# 📅 Day 9: Evaluation Metrics & Confusion Matrix

## 🎯 Objective
Understand how to evaluate classification models using accuracy, precision, recall, F1-score, and the confusion matrix.

## 📘 Dataset: Breast Cancer Dataset
We'll continue using the breast cancer dataset for consistency.

In [None]:
from sklearn.datasets import load_breast_cancer
import pandas as pd
from sklearn.model_selection import train_test_split
from sklearn.preprocessing import StandardScaler
from sklearn.linear_model import LogisticRegression

# Load and prepare data
data = load_breast_cancer()
df = pd.DataFrame(data.data, columns=data.feature_names)
df['target'] = data.target

X = df.drop('target', axis=1)
y = df['target']

X_train, X_test, y_train, y_test = train_test_split(X, y, test_size=0.2, random_state=42)
scaler = StandardScaler()
X_train_scaled = scaler.fit_transform(X_train)
X_test_scaled = scaler.transform(X_test)

model = LogisticRegression()
model.fit(X_train_scaled, y_train)
y_pred = model.predict(X_test_scaled)


## 📊 Confusion Matrix

In [None]:
from sklearn.metrics import confusion_matrix, ConfusionMatrixDisplay

cm = confusion_matrix(y_test, y_pred)
disp = ConfusionMatrixDisplay(confusion_matrix=cm, display_labels=data.target_names)
disp.plot(cmap='Blues')


## 📐 Evaluation Metrics

In [None]:
from sklearn.metrics import accuracy_score, precision_score, recall_score, f1_score, classification_report

print("Accuracy:", accuracy_score(y_test, y_pred))
print("Precision:", precision_score(y_test, y_pred))
print("Recall:", recall_score(y_test, y_pred))
print("F1-Score:", f1_score(y_test, y_pred))

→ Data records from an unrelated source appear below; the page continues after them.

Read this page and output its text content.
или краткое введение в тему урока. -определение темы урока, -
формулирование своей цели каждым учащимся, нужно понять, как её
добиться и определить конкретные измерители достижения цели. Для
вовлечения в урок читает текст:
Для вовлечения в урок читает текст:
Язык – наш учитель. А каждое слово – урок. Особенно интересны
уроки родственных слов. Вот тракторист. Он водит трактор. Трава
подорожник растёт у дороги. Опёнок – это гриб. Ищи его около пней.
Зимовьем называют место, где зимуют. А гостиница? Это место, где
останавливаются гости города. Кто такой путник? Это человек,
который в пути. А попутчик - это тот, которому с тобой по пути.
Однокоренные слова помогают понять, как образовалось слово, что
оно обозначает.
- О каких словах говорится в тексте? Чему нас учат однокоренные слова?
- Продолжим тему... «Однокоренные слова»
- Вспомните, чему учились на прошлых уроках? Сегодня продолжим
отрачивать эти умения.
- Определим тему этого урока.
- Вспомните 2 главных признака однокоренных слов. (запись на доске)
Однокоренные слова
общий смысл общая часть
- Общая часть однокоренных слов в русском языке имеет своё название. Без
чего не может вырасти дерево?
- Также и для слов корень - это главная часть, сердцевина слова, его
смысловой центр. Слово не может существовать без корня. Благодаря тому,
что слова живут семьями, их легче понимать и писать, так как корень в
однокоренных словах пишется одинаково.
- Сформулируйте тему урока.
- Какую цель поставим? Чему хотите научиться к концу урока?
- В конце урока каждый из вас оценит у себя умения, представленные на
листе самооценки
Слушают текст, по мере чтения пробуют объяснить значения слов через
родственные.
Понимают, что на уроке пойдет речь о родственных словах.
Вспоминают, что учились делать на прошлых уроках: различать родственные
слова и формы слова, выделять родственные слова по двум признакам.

## 📋 Full Classification Report

In [None]:
print(classification_report(y_test, y_pred, target_names=data.target_names))

## 📘 Metric Breakdown


| Metric        | Formula                                     | Description |
|---------------|---------------------------------------------|-------------|
| Accuracy      | (TP + TN) / (TP + FP + TN + FN)             | Overall correctness |
| Precision     | TP / (TP + FP)                              | How many predicted positives are true |
| Recall        | TP / (TP + FN)                              | How many actual positives are correctly predicted |
| F1-Score      | 2 * (Precision * Recall) / (Precision + Recall) | Balance between precision and recall |


## ✅ Summary
- Confusion matrix helps you visualize model performance.
- Use multiple metrics for a complete evaluation, especially with imbalanced datasets.